«Pas indispensable» selon Rima Abdul-Malak. «Un placebo» pour Jacques Toubon. Un «cataplasme un peu coûteux» pour Fleur Pellerin. Entendus jeudi après-midi par les députés de la commission d’enquête sur les fréquences TNT, cinq anciens ministres de la Culture se sont unanimement prononcés contre une éventuelle fusion de l’audiovisuel public, comme celle réclamée ces dernières semaines par la dernière pensionnaire de la rue de Valois, Rachida Dati. Interrogés à ce sujet par la députée Renaissance Constance le Grip (Hauts-de-Seine), en toute fin d’audition, les anciens ministres se sont répondu en écho sur la question.
«On ne va plus me la faire»
Ce fut d’abord Rima Abdul-Malak, débarquée en janvier, qui a évoqué son sentiment, «tout en respectant le chemin évoqué par Rachida Dati» et en partageant «l’objectif de fond» d’un «audiovisuel public fort» : «A mon arrivée, j’avais refait une grande concertation [avec les dirigeants de l’audiovisuel public] pour remettre en discussion ce sujet de la gouvernance, de l’évolution de cette gouvernance et des missions de l’audiovisuel public. J’en étais arrivée à la conclusion que cette holding, préalable à une fusion ou pas, n’était pas indispensable, que des rapprochements étaient possibles par le bas.» Sa prédécesseuse Roselyne Bachelot enfonce ensuite le clou : «Depuis le temps qu’on nous vend des fusions comme étant génératrices d’économies et de meilleurs fonctionnements et que tout ça va à la dérive… Le coup des économies de gestion générées par les holdings, on ne va plus me la faire.»

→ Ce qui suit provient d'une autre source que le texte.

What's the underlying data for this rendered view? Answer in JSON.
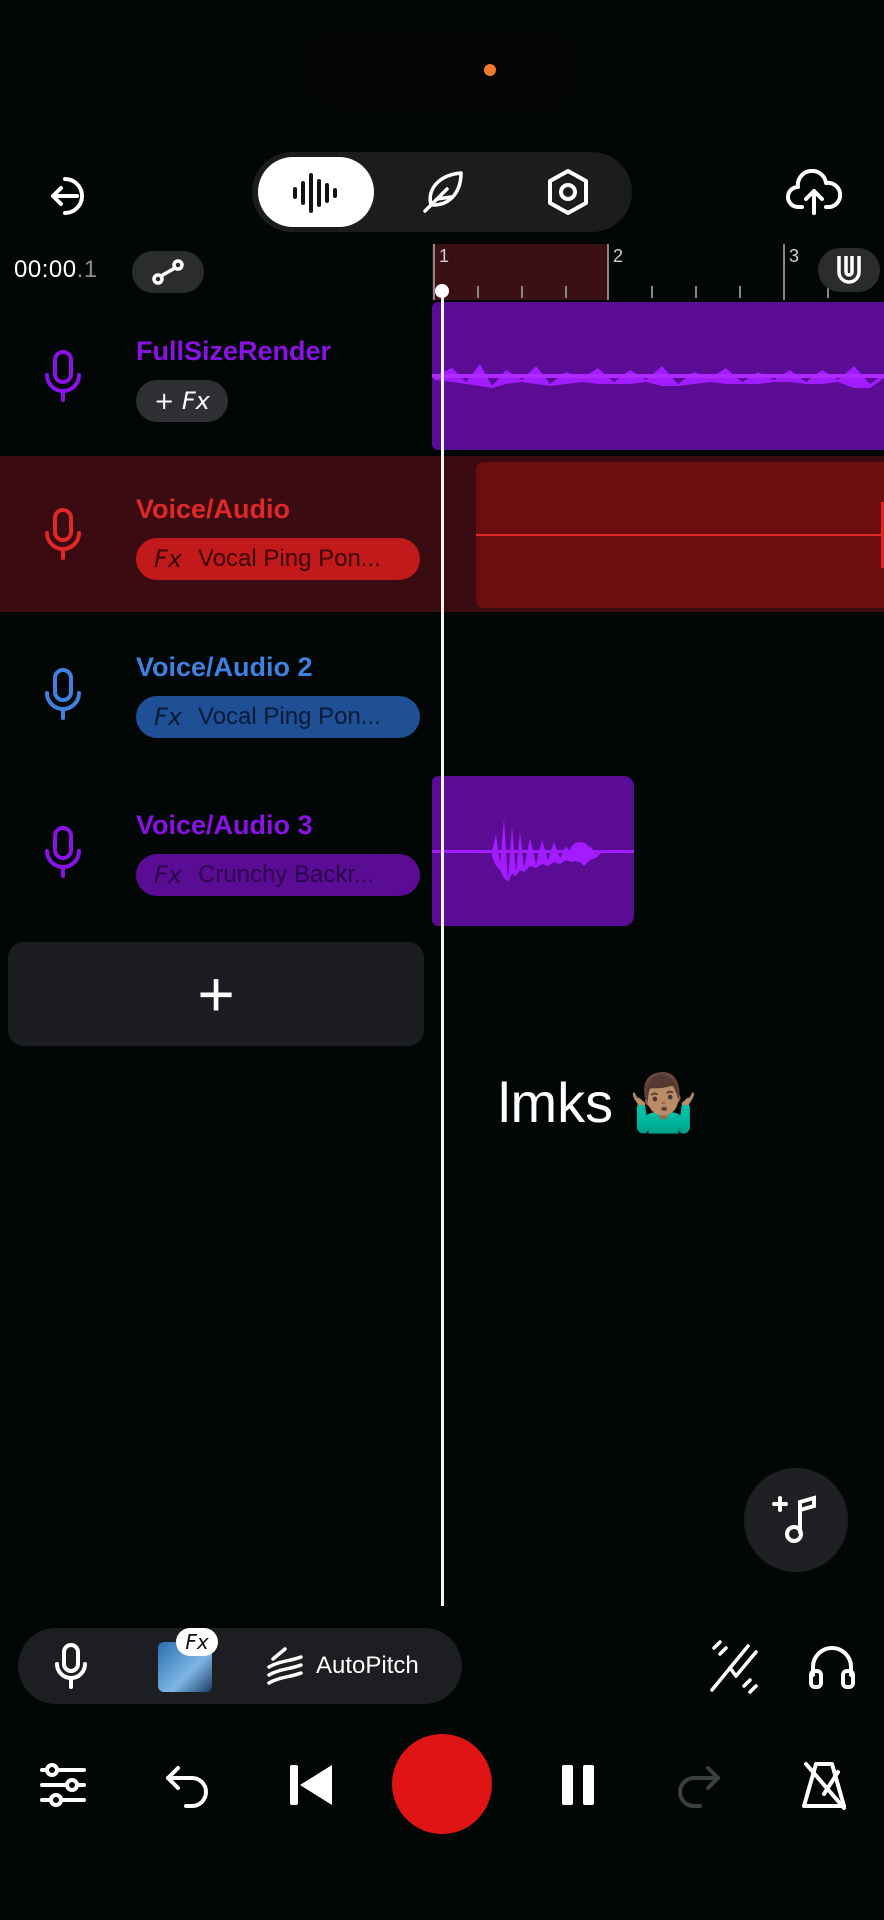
{
  "header": {
    "back_icon": "exit-icon",
    "modes": [
      "waveform-icon",
      "feather-icon",
      "hexagon-settings-icon"
    ],
    "upload_icon": "cloud-upload-icon"
  },
  "timeline": {
    "time_main": "00:00",
    "time_frac": ".1",
    "link_icon": "link-icon",
    "ruler_ticks": [
      "1",
      "2",
      "3"
    ],
    "magnet_icon": "magnet-icon"
  },
  "tracks": [
    {
      "name": "FullSizeRender",
      "fx_label": "+ Fx",
      "effect": "",
      "color": "#8a12e6"
    },
    {
      "name": "Voice/Audio",
      "fx_label": "Fx",
      "effect": "Vocal Ping Pon...",
      "color": "#e02828"
    },
    {
      "name": "Voice/Audio 2",
      "fx_label": "Fx",
      "effect": "Vocal Ping Pon...",
      "color": "#3f80e0"
    },
    {
      "name": "Voice/Audio 3",
      "fx_label": "Fx",
      "effect": "Crunchy Backr...",
      "color": "#8a12e6"
    }
  ],
  "add_track_label": "+",
  "overlay_text": "lmks 🤷🏽‍♂️",
  "bottom_tools": {
    "mic_icon": "mic-icon",
    "fx_badge": "Fx",
    "autopitch_label": "AutoPitch",
    "tuning_icon": "tuning-fork-icon",
    "headphones_icon": "headphones-icon"
  },
  "transport": {
    "mixer_icon": "sliders-icon",
    "undo_icon": "undo-icon",
    "skip_back_icon": "skip-back-icon",
    "record_icon": "record-icon",
    "pause_icon": "pause-icon",
    "redo_icon": "redo-icon",
    "metronome_icon": "metronome-off-icon"
  },
  "colors": {
    "accent_purple": "#8a12e6",
    "accent_red": "#e02828",
    "accent_blue": "#3f80e0",
    "record": "#e01414"
  }
}
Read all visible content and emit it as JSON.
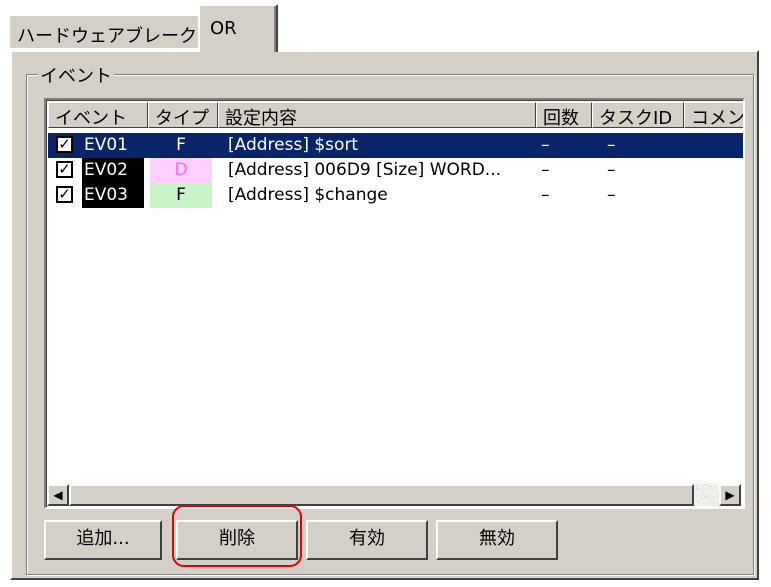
{
  "tabs": [
    {
      "label": "ハードウェアブレーク",
      "active": false
    },
    {
      "label": "OR",
      "active": true
    }
  ],
  "group": {
    "label": "イベント"
  },
  "columns": [
    "イベント",
    "タイプ",
    "設定内容",
    "回数",
    "タスクID",
    "コメント"
  ],
  "rows": [
    {
      "checked": "✓",
      "id": "EV01",
      "type": "F",
      "type_color": "#ffffff",
      "type_bg": "#0a246a",
      "setting": "[Address] $sort",
      "count": "–",
      "task": "–",
      "selected": true
    },
    {
      "checked": "✓",
      "id": "EV02",
      "type": "D",
      "type_color": "#ff66ff",
      "type_bg": "#ffd0ff",
      "setting": "[Address] 006D9 [Size] WORD...",
      "count": "–",
      "task": "–",
      "selected": false
    },
    {
      "checked": "✓",
      "id": "EV03",
      "type": "F",
      "type_color": "#000000",
      "type_bg": "#c8f4c8",
      "setting": "[Address] $change",
      "count": "–",
      "task": "–",
      "selected": false
    }
  ],
  "scrollbar": {
    "left_arrow": "◀",
    "right_arrow": "▶"
  },
  "buttons": {
    "add": "追加...",
    "delete": "削除",
    "enable": "有効",
    "disable": "無効"
  },
  "colors": {
    "selection": "#0a246a",
    "highlight": "#e00000"
  }
}
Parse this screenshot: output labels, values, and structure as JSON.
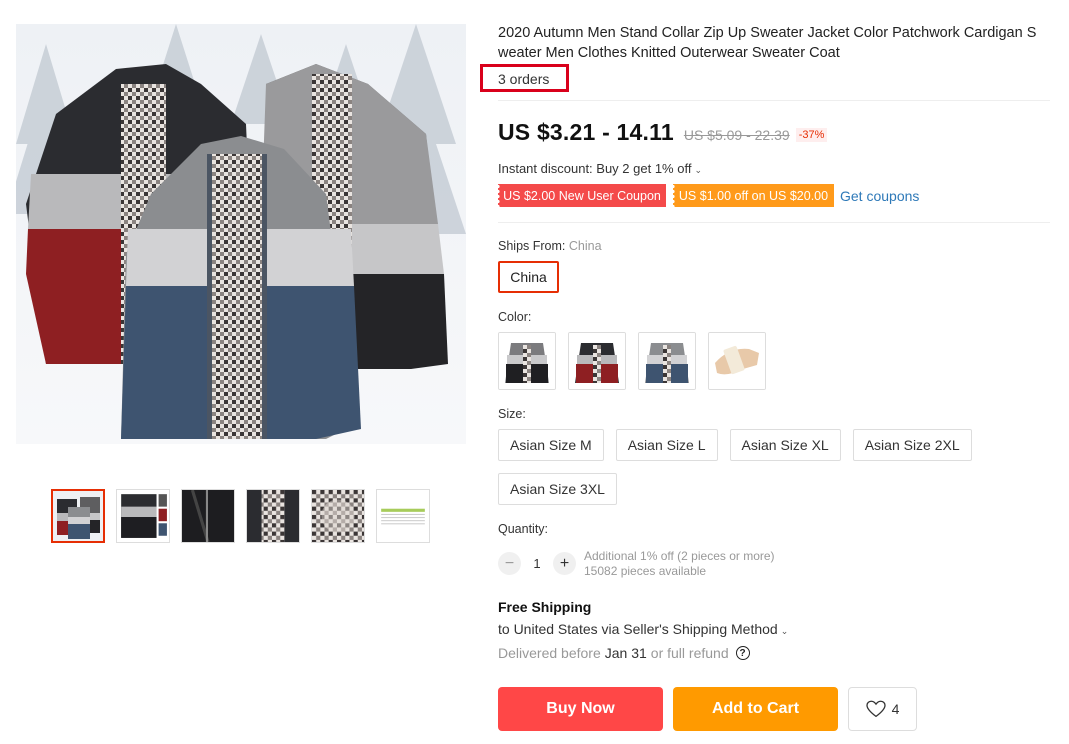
{
  "product": {
    "title": "2020 Autumn Men Stand Collar Zip Up Sweater Jacket Color Patchwork Cardigan Sweater Men Clothes Knitted Outerwear Sweater Coat",
    "orders": "3 orders"
  },
  "price": {
    "current": "US $3.21 - 14.11",
    "original": "US $5.09 - 22.39",
    "discount": "-37%"
  },
  "promo": {
    "instant_discount": "Instant discount: Buy 2 get 1% off",
    "coupon_new_user": "US $2.00 New User Coupon",
    "coupon_spend": "US $1.00 off on US $20.00",
    "get_coupons": "Get coupons"
  },
  "shipping_from": {
    "label": "Ships From:",
    "value": "China",
    "option": "China"
  },
  "color": {
    "label": "Color:"
  },
  "size": {
    "label": "Size:",
    "options": [
      "Asian Size M",
      "Asian Size L",
      "Asian Size XL",
      "Asian Size 2XL",
      "Asian Size 3XL"
    ]
  },
  "quantity": {
    "label": "Quantity:",
    "minus": "−",
    "plus": "+",
    "value": "1",
    "note": "Additional 1% off (2 pieces or more)",
    "available": "15082 pieces available"
  },
  "delivery": {
    "free_shipping": "Free Shipping",
    "ship_to": "to United States via Seller's Shipping Method",
    "delivered_before": "Delivered before",
    "date": "Jan 31",
    "refund": "or full refund",
    "help": "?"
  },
  "actions": {
    "buy_now": "Buy Now",
    "add_to_cart": "Add to Cart",
    "wishlist_count": "4"
  },
  "colors": {
    "accent_red": "#ff4747",
    "accent_orange": "#ff9a00",
    "link_blue": "#2e79b8",
    "highlight_box": "#d9001b"
  }
}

Ministre de la Culture sous la présidence Chirac, Renaud Donnedieu de Vabres s’est également prononcé contre toute idée de fusion, surtout à cause du contexte actuel : «La guerre est en Europe. Un professeur de lycée est obligé de quitter ses fonctions. Nous sommes dans une période d’une gravité essentielle. Pour moi, la mission de l’audiovisuel public est aujourd’hui de créer des liens.» Puis d’ajouter : «Chaque minute passée à des réflexions structurelles, qui sont certainement très importantes, sont à mon avis moins urgentes, moins stratégiques, qu’à réfléchir à l’air du temps et au lien, à la paix, et au respect.»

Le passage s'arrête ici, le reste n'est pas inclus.